Dans cet épisode des Visconti Talks, Pierre reçoit Alexandre Simmler, co-dirigeant du groupe familial français SBM de près de 1000 collaborateurs réalisant 350 millions d’euros de chiffre d’affaires, présent en Europe et aux États-Unis.
Mais qui est Alexandre Simmler ?
Alexandre Simmler co-dirige une entreprise familiale spécialisée dans la protection des cultures pour les professionnels, le jardin et la maison pour le grand public et le bien être dont les solutions s’adressent à la santé humaine et animale.Alexandre rejoint l’entreprise en 2003, débute sur le terrain, puis gravit progressivement les échelons jusqu’à prendre la direction opérationnelle du groupe aux côtés de son père, fondateur de l’entreprise.
Une aventure entrepreneuriale familiale
Le groupe SBM est avant tout une histoire de transmission. Créée par Jean-Paul Simmler l’entreprise s’est développée à travers une combinaison de croissance organique et d’acquisitions structurantes.
Mais grandir dans un cadre familial pose une question clé : comment faire évoluer la gouvernance de l’entreprise sans rompre l’équilibre humain et décisionnel initial ?

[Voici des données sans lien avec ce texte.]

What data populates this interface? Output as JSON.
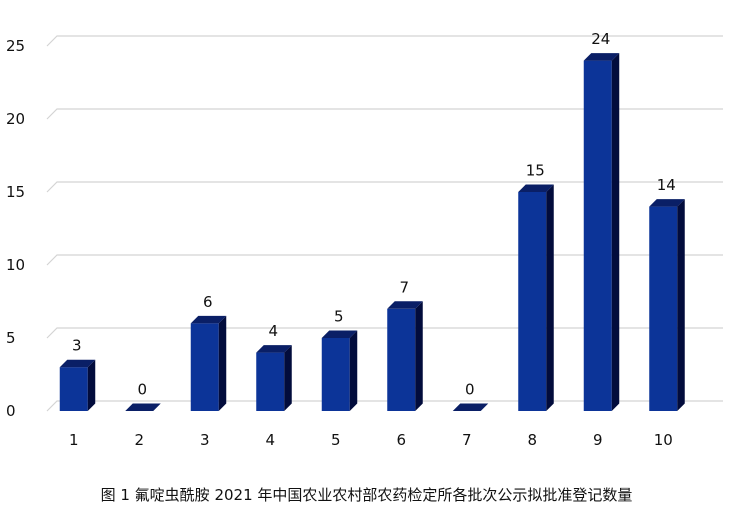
{
  "chart_data": {
    "type": "bar",
    "categories": [
      "1",
      "2",
      "3",
      "4",
      "5",
      "6",
      "7",
      "8",
      "9",
      "10"
    ],
    "values": [
      3,
      0,
      6,
      4,
      5,
      7,
      0,
      15,
      24,
      14
    ],
    "data_labels": [
      "3",
      "0",
      "6",
      "4",
      "5",
      "7",
      "0",
      "15",
      "24",
      "14"
    ],
    "y_ticks": [
      "0",
      "5",
      "10",
      "15",
      "20",
      "25"
    ],
    "ylim": [
      0,
      25
    ],
    "grid": true,
    "bar_style": "3d",
    "colors": {
      "bar_front": "#0c3498",
      "bar_side": "#020c3c",
      "bar_top": "#0a1f66",
      "gridline": "#d4d4d4"
    }
  },
  "caption": "图 1  氟啶虫酰胺 2021 年中国农业农村部农药检定所各批次公示拟批准登记数量"
}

Un tournant stratégique majeur
En 2016, le groupe SBM arrive à un moment charnière de son développement. Son modèle est confronté à plusieurs limites : un marché très réglementé, fortement dépendant de la météo, avec une activité saisonnière et des évolutions profondes des usages, notamment sur les produits grand public.
Face à ces contraintes, une question s’impose : comment continuer à se développer durablement dans ce contexte ?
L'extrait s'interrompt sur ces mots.